—Jean-des-Figues, si une fois tu as sommeil... Au bout d’un quart d’heure de ces recommandations, Blanquet avait autour de lui autant de paquets qu’un mauvais nageur a de vessies.

Enfin j’embrassai les amis, et maître Cabridens fort tendrement en songeant à Reine qui n’était point venue. Cela dura une demi-heure; tout le monde pleura, ma mère me pendit au cou une médaille bénite; mon père, d’un air bourru, me glissa une bourse ronde dans la ceinture:

—Sois sage, Jean... puis: Arri, Blanquet! et voilà Jean-des-Figues parti pour la gloire.

Quand je fus au milieu du pont de pierre, d’où l’on enfile du regard toute la vallée de Durance, pris de je ne sais quelle émotion, je regardai bien attentivement, pour les emporter peints sous ma paupière, ces lieux où je laissais tant de souvenirs: la maison blanche et les ruines, la salle aux quatuors, la fenêtre, le sentier du bois, les petites sorgues reluisant là-bas comme argent fin, et le vivier tout vert, trop éloigné pour que j’en pusse entendre la rainette.

Une voix railleuse interrompit ma contemplation.
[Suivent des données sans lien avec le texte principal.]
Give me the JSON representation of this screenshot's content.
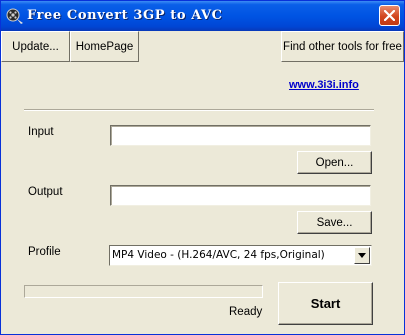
{
  "window": {
    "title": "Free Convert 3GP to AVC",
    "icon": "film-reel-icon",
    "close_icon": "close-icon"
  },
  "toolbar": {
    "update_label": "Update...",
    "homepage_label": "HomePage",
    "other_tools_label": "Find other tools for free"
  },
  "link": {
    "text": "www.3i3i.info"
  },
  "form": {
    "input_label": "Input",
    "input_value": "",
    "open_label": "Open...",
    "output_label": "Output",
    "output_value": "",
    "save_label": "Save...",
    "profile_label": "Profile",
    "profile_selected": "MP4 Video - (H.264/AVC, 24 fps,Original)"
  },
  "progress": {
    "value": 0
  },
  "status": {
    "text": "Ready"
  },
  "start": {
    "label": "Start"
  },
  "colors": {
    "title_bar": "#0054e3",
    "close_button": "#d2451e",
    "link": "#0000cc",
    "background": "#ece9d8"
  }
}
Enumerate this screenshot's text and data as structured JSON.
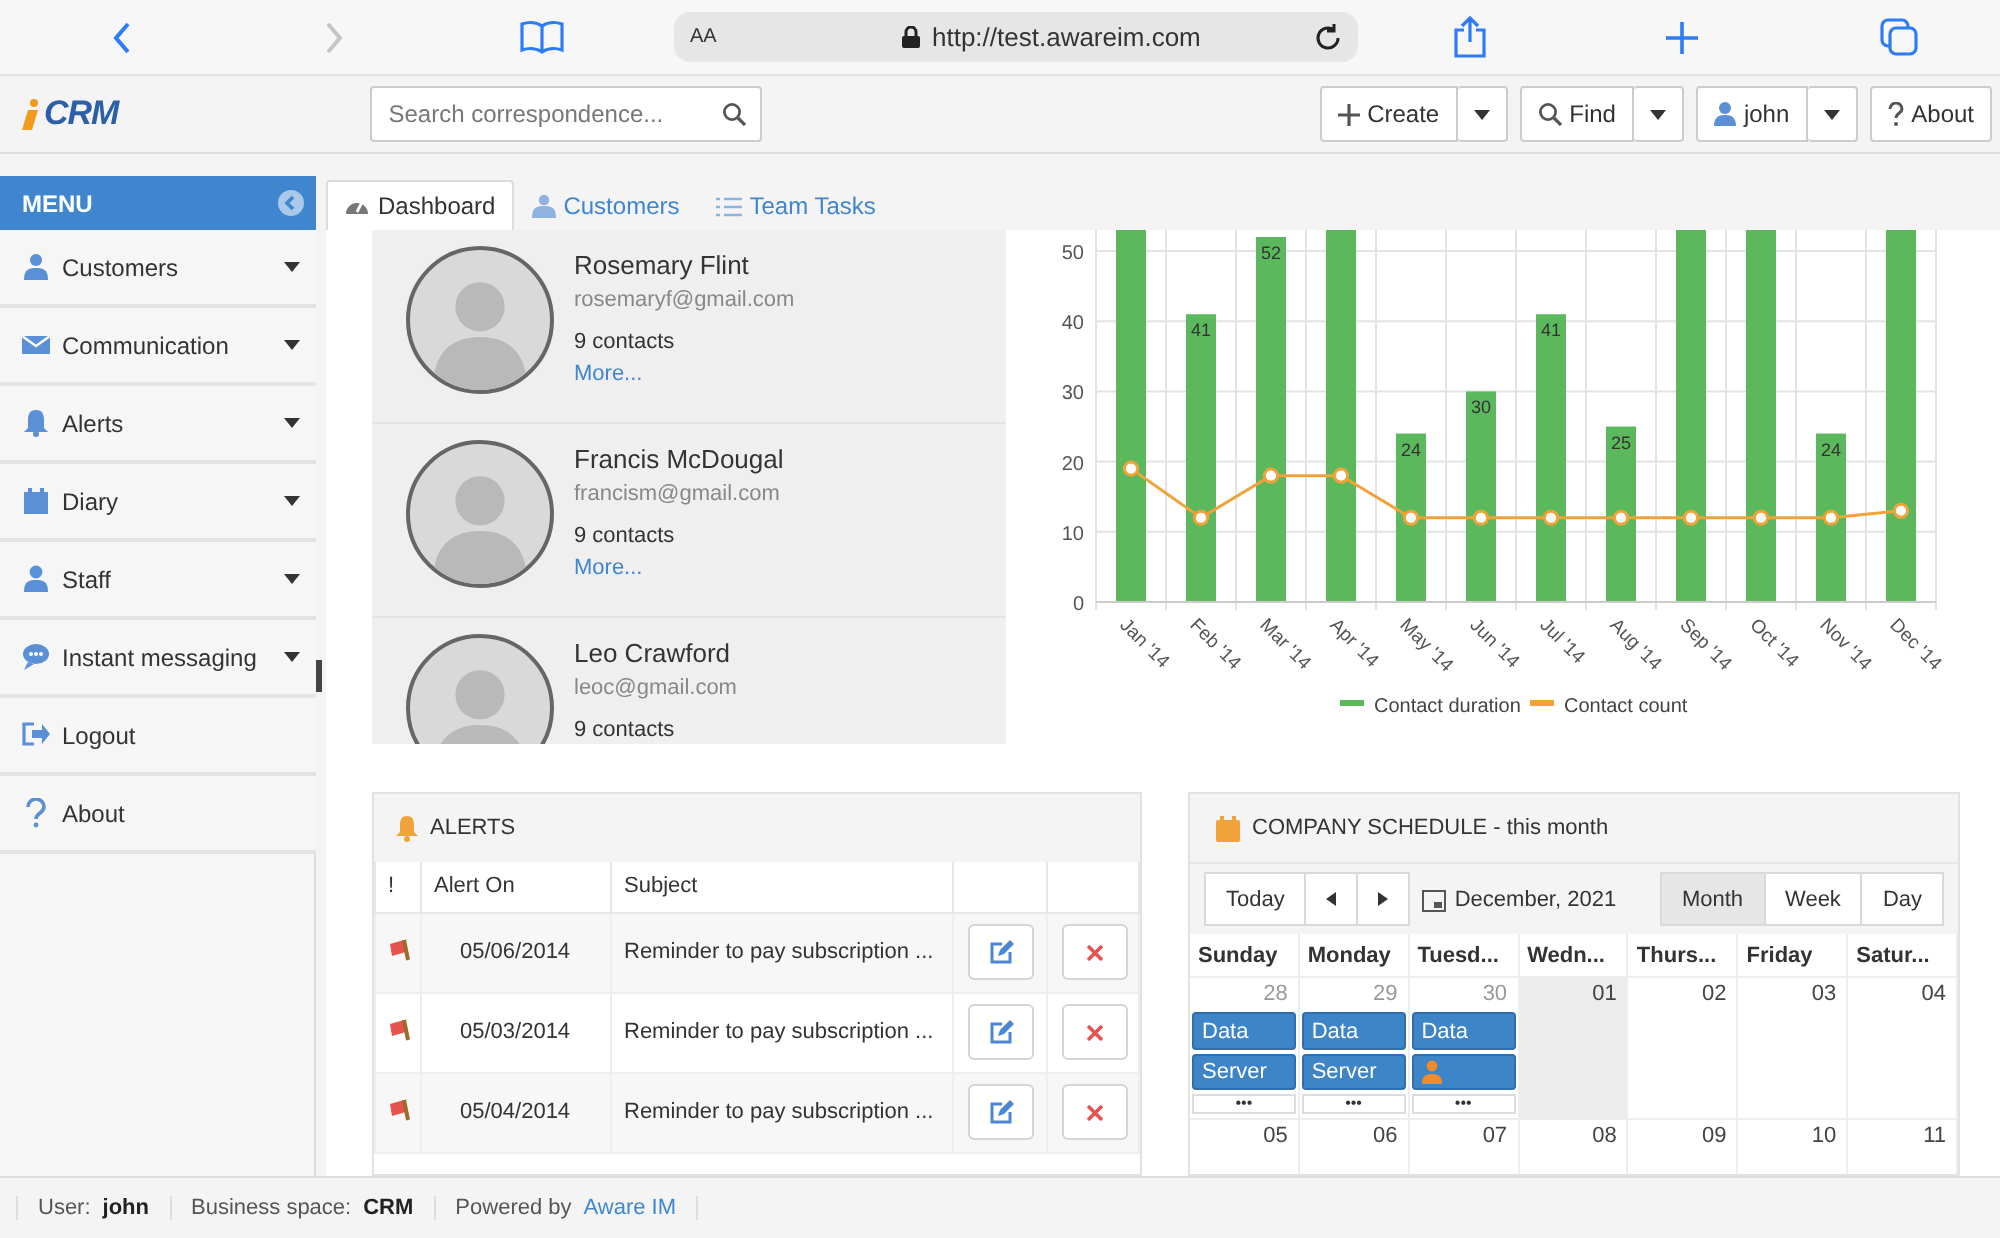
{
  "browser": {
    "text_size": "AA",
    "url": "http://test.awareim.com"
  },
  "header": {
    "logo": "CRM",
    "search": {
      "placeholder": "Search correspondence..."
    },
    "buttons": [
      {
        "label": "Create",
        "kind": "split"
      },
      {
        "label": "Find",
        "kind": "split"
      },
      {
        "label": "john",
        "kind": "split"
      },
      {
        "label": "About",
        "kind": "plain"
      }
    ]
  },
  "menu": {
    "title": "MENU",
    "items": [
      {
        "label": "Customers",
        "expandable": true
      },
      {
        "label": "Communication",
        "expandable": true
      },
      {
        "label": "Alerts",
        "expandable": true
      },
      {
        "label": "Diary",
        "expandable": true
      },
      {
        "label": "Staff",
        "expandable": true
      },
      {
        "label": "Instant messaging",
        "expandable": true
      },
      {
        "label": "Logout",
        "expandable": false
      },
      {
        "label": "About",
        "expandable": false
      }
    ]
  },
  "tabs": [
    {
      "label": "Dashboard",
      "selected": true
    },
    {
      "label": "Customers",
      "selected": false
    },
    {
      "label": "Team Tasks",
      "selected": false
    }
  ],
  "contacts": [
    {
      "name": "Rosemary Flint",
      "email": "rosemaryf@gmail.com",
      "count": "9 contacts",
      "link": "More..."
    },
    {
      "name": "Francis McDougal",
      "email": "francism@gmail.com",
      "count": "9 contacts",
      "link": "More..."
    },
    {
      "name": "Leo Crawford",
      "email": "leoc@gmail.com",
      "count": "9 contacts"
    }
  ],
  "chart": {
    "chart_data": {
      "type": "bar",
      "categories": [
        "Jan '14",
        "Feb '14",
        "Mar '14",
        "Apr '14",
        "May '14",
        "Jun '14",
        "Jul '14",
        "Aug '14",
        "Sep '14",
        "Oct '14",
        "Nov '14",
        "Dec '14"
      ],
      "series": [
        {
          "name": "Contact duration",
          "type": "bar",
          "color": "#5cb85c",
          "values": [
            53,
            41,
            52,
            53,
            24,
            30,
            41,
            25,
            53,
            53,
            24,
            53
          ]
        },
        {
          "name": "Contact count",
          "type": "line",
          "marker": "circle",
          "color": "#f0a33a",
          "values": [
            19,
            12,
            18,
            18,
            12,
            12,
            12,
            12,
            12,
            12,
            12,
            13
          ]
        }
      ],
      "ylim": [
        0,
        53
      ],
      "yticks": [
        0,
        10,
        20,
        30,
        40,
        50
      ],
      "grid": true,
      "legend": "bottom",
      "value_labels": [
        null,
        "41",
        "52",
        null,
        "24",
        "30",
        "41",
        "25",
        null,
        null,
        "24",
        null
      ]
    }
  },
  "alerts": {
    "title": "ALERTS",
    "columns": [
      "!",
      "Alert On",
      "Subject"
    ],
    "rows": [
      {
        "date": "05/06/2014",
        "subject": "Reminder to pay subscription ..."
      },
      {
        "date": "05/03/2014",
        "subject": "Reminder to pay subscription ..."
      },
      {
        "date": "05/04/2014",
        "subject": "Reminder to pay subscription ..."
      }
    ]
  },
  "schedule": {
    "title": "COMPANY SCHEDULE - this month",
    "today_button": "Today",
    "period": "December, 2021",
    "views": [
      {
        "label": "Month",
        "selected": true
      },
      {
        "label": "Week",
        "selected": false
      },
      {
        "label": "Day",
        "selected": false
      }
    ],
    "days": [
      "Sunday",
      "Monday",
      "Tuesd...",
      "Wedn...",
      "Thurs...",
      "Friday",
      "Satur..."
    ],
    "weeks": [
      [
        {
          "date": "28",
          "other_month": true,
          "today": false,
          "events": [
            {
              "kind": "plain",
              "title": "Data"
            },
            {
              "kind": "plain",
              "title": "Server"
            }
          ],
          "more": "•••"
        },
        {
          "date": "29",
          "other_month": true,
          "today": false,
          "events": [
            {
              "kind": "plain",
              "title": "Data"
            },
            {
              "kind": "plain",
              "title": "Server"
            }
          ],
          "more": "•••"
        },
        {
          "date": "30",
          "other_month": true,
          "today": false,
          "events": [
            {
              "kind": "plain",
              "title": "Data"
            },
            {
              "kind": "person"
            }
          ],
          "more": "•••"
        },
        {
          "date": "01",
          "other_month": false,
          "today": true
        },
        {
          "date": "02",
          "other_month": false,
          "today": false
        },
        {
          "date": "03",
          "other_month": false,
          "today": false
        },
        {
          "date": "04",
          "other_month": false,
          "today": false
        }
      ],
      [
        {
          "date": "05",
          "other_month": false,
          "today": false
        },
        {
          "date": "06",
          "other_month": false,
          "today": false
        },
        {
          "date": "07",
          "other_month": false,
          "today": false
        },
        {
          "date": "08",
          "other_month": false,
          "today": false
        },
        {
          "date": "09",
          "other_month": false,
          "today": false
        },
        {
          "date": "10",
          "other_month": false,
          "today": false
        },
        {
          "date": "11",
          "other_month": false,
          "today": false
        }
      ]
    ]
  },
  "status": {
    "user_label": "User:",
    "user": "john",
    "space_label": "Business space:",
    "space": "CRM",
    "powered_label": "Powered by",
    "powered_link": "Aware IM"
  }
}
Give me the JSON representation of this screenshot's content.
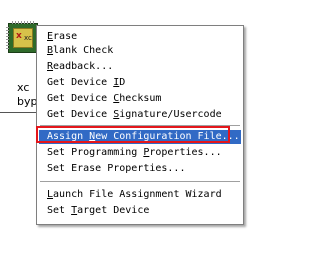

—Comme te voilà beau, Jean-des-Figues! emmène-moi en croupe à Paris, me criait Roset, assise sur le parapet du pont. Tant d’effronterie m’irrita, et détournant les yeux de la tentation, je mis Blanquet au trot en invoquant l’âme du cousin Mitre.

C’était fini. Je tournais, à ce moment, l’angle du rocher, et mes concitoyens debout sur les remparts, ne devaient plus voir que la queue de mon âne brillant au soleil avant de disparaître, et le bord de mon pourpoint trop large qui flottait orgueilleusement au vent du soir.

XIII
FUITE DE BLANQUET

Ce fut un singulier voyage! Tout le long du chemin les gens riaient. Que voulez-vous? on n’est pas accoutumé, maintenant, de voir un garçonnet en costume romantique, justaucorps rouge et chapeau pointu, trotter ainsi à la conquête de Paris, sur un âne gris, avec un sac de figues sèches pour valise. Mais nous laissions bien les gens rire et n’en trottions que de meilleur cœur.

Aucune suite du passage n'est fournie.